RECOMMENDATIONS Pursuant to section 72(2) of the Act, I make the following recommendations including recommendations relating to public health and safety or the administration of justice:

  1. That Castlemaine Veterinary Clinic ensure that escalation processes are in place regarding deviations from expected practice around the use, storage and monitoring of pentobarbitone.

  2. That Castlemaine Veterinary Clinic ensure that all staff are educated around escalation processes if they identify deviations from expected practice around the use, storage and monitoring of pentobarbitone.

To promote industry wide compliance with pentobarbitone storage and handling regulations, I make the following recommendations:

  1. That the Veterinary Practitioners Registration Board of Victoria encourage its members to identify deviations from legislation and guidelines around the safe use, storage and monitoring of pentobarbitone and escalate these appropriately.
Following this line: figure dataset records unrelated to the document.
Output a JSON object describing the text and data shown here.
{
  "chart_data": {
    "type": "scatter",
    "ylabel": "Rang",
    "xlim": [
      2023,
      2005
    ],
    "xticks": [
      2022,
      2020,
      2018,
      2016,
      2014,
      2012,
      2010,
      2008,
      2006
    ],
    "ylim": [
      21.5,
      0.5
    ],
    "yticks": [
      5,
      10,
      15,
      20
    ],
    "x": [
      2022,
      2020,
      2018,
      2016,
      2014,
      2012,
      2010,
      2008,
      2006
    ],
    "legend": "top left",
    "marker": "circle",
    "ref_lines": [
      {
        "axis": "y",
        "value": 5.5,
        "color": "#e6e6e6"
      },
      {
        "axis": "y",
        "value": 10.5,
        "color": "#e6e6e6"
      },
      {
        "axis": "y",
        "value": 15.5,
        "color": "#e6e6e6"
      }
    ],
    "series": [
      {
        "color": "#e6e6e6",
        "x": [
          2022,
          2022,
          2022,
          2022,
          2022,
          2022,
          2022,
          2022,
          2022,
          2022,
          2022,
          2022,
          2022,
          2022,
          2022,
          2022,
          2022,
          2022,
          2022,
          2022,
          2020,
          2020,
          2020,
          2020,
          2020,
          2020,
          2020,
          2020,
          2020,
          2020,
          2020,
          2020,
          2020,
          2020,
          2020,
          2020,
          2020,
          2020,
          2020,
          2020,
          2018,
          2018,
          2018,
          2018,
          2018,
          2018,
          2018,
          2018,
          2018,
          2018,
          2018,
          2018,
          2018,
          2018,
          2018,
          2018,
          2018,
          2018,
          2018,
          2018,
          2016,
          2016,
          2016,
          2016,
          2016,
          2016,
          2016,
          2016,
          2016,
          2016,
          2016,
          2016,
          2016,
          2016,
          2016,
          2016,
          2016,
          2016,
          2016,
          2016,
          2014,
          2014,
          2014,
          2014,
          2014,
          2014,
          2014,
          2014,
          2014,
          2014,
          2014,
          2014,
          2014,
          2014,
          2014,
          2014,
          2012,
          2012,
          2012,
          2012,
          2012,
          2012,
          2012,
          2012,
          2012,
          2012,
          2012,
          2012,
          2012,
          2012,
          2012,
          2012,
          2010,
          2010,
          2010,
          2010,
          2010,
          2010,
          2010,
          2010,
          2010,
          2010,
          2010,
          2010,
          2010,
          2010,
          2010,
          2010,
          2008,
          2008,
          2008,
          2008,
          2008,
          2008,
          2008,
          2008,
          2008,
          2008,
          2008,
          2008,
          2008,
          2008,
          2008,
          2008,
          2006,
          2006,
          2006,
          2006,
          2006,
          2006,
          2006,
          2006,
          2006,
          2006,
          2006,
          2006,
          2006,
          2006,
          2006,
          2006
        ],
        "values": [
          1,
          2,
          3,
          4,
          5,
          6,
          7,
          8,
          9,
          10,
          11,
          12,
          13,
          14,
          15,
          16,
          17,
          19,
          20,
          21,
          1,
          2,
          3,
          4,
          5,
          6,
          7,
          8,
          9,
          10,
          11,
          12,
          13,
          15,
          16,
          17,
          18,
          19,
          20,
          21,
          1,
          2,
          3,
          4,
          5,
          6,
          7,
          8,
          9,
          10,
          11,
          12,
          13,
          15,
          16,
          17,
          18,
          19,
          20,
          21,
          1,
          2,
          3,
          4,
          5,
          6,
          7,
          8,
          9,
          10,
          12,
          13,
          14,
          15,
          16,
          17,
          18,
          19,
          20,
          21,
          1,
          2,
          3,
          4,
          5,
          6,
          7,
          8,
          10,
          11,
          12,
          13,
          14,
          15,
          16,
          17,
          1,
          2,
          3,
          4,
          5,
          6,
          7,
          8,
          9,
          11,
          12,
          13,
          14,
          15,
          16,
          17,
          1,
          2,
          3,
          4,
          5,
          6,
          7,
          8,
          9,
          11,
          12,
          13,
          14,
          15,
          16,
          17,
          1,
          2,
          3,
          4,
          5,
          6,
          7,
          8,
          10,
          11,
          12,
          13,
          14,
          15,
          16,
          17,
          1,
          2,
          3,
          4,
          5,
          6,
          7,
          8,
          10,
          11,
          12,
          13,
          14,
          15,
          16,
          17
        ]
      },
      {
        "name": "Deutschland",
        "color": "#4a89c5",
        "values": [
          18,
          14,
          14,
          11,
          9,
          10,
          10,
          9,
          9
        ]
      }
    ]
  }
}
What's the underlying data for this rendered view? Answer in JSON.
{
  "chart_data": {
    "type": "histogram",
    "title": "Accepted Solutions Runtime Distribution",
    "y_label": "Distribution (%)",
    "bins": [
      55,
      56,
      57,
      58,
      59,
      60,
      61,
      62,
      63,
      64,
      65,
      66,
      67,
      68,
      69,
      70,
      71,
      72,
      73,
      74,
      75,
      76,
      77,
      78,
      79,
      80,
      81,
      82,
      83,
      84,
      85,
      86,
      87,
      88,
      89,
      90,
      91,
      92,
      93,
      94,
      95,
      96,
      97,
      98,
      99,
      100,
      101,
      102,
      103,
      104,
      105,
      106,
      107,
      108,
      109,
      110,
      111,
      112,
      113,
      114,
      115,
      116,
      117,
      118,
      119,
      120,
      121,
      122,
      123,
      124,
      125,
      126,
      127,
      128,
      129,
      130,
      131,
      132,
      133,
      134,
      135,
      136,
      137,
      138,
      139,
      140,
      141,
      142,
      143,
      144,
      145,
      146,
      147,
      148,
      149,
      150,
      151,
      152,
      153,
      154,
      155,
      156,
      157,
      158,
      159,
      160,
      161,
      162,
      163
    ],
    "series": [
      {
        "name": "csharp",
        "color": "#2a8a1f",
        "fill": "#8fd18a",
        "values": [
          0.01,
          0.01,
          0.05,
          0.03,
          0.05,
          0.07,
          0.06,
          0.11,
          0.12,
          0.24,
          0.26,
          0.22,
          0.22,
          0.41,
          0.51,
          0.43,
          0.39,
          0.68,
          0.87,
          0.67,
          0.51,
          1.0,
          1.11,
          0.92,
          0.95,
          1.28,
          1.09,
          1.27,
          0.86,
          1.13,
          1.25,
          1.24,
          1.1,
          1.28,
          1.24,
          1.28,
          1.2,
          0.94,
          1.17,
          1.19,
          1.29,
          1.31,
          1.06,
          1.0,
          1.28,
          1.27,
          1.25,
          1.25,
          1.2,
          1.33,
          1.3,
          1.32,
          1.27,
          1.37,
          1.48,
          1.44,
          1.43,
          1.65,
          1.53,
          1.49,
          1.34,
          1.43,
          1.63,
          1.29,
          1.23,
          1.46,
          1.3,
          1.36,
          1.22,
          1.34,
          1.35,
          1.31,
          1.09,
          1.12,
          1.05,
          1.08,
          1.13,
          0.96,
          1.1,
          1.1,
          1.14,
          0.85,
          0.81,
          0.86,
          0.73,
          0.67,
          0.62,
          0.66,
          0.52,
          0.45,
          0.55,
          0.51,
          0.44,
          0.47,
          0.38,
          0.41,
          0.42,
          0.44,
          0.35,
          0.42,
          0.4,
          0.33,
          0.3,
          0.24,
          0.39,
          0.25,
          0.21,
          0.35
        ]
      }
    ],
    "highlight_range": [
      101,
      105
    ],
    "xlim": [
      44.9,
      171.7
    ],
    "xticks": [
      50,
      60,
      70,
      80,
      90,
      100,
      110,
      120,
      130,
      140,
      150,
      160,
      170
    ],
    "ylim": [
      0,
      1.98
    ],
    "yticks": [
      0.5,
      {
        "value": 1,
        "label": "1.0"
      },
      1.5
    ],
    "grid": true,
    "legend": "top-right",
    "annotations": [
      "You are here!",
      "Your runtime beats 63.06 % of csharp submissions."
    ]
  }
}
  2. That the Veterinary Practitioners Registration Board of Victoria encourage its members who operate veterinary practices communicate to their staff the expectations for use, storage and monitoring of pentobarbitone when deviations from policies and expected practice are identified. Such communication should be safety and prevention focused.

PUBLICATION OF FINDING Pursuant to section 73(1B) of the Act, I order that this finding be published on the Coroners Court of Victoria website in accordance with the rules.

DISTRIBUTION OF FINDING I direct that a copy of this finding be provided to the following: PA’s family Castlemaine Veterinary Clinic Dr Sogand Sahari Dr Shaifullah Yoosuflebbe Therapeutic Goods Administration Veterinary Practitioners Registration Board of Victoria WorkSafe Department of Health, Medicines and Poisons Regulation.

Detective Senior Constable Daniel Vear, Victoria Police, Coroner’s Investigator Signature: ___________________________________ Paresa Antoniadis Spanos Coroner Date: 10 May 2023 NOTE: Under section 83 of the Coroners Act 2008 ('the Act'), a person with sufficient interest in an investigation may appeal to the Trial Division of the Supreme Court against the findings of a coroner in respect of a death after an investigation. An appeal must be made within 6 months after the day on which the determination is made, unless the Supreme Court grants leave to appeal out of time under section 86 of the Act.